Many authors ponder about how to make the fiction stories appealing to children. What about non-fiction? Sometimes when people think of factual stories or articles they immediately think “bor-ing.” But there are things you can do to make your non-fiction story or article memorable. Here are some ideas:
Create an opening that is fun and interesting: Children are generally not known for patience, especially when it comes to reading a story. If you don’t win them over in the first paragraph, you’ve lost the battle. One way to capture their attention is to start with a little known fact. You might mention that Benjamin Franklin was one of seventeen children! Imagine what an adventure it must have been for his parents just to gather them together at each meal. I wonder if they had food fights.
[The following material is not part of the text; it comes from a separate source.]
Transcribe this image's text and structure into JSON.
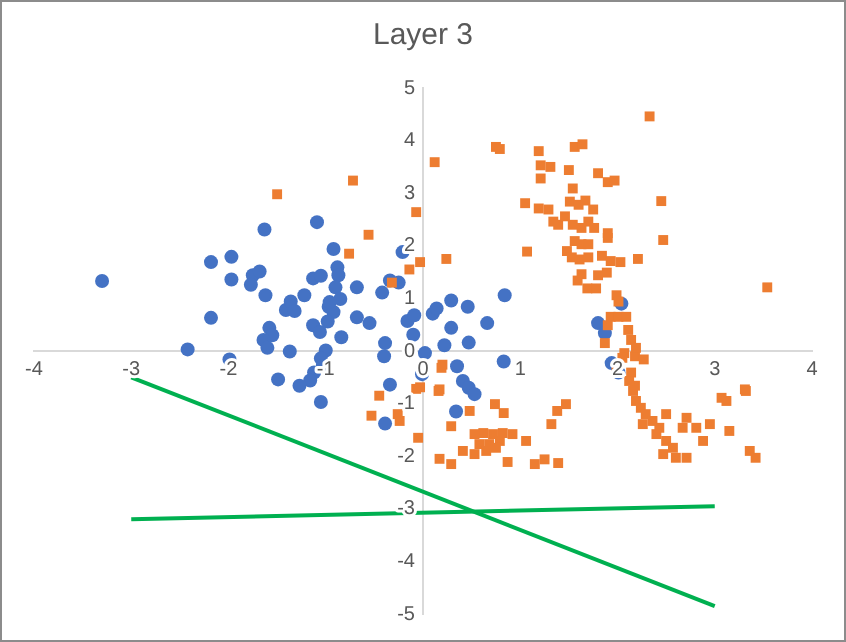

Ask a question: You might ask a question, such as “What happened to Wilma Rudolph when she was small? Then you could discuss the fact that she had polio and Scarlet Fever when she was young. Isn’t it amazing that she became an Olympic track star?
Sprinkle antidotes here and there: See if you can find bits of generally obscure anecdotes to scatter throughout your story. For example, everyone knows that George Washington was our first president. but do you realize that he was passionate about table manners? He wrote several books about manners. Did you know that George Washington always had trouble with spelling? He had to ponder words like “cough”. Was it ‘cough” or “coff?” Most people are aware that Thomas Edison was a renowned inventor. But do they know he loved to read? Do most children remember that Teddy Roosevelt was passionate about Science and he read constantly while he was recovering from bouts with Asthma?
Now you have some new ideas on how to make your non-fiction article or story remarkable.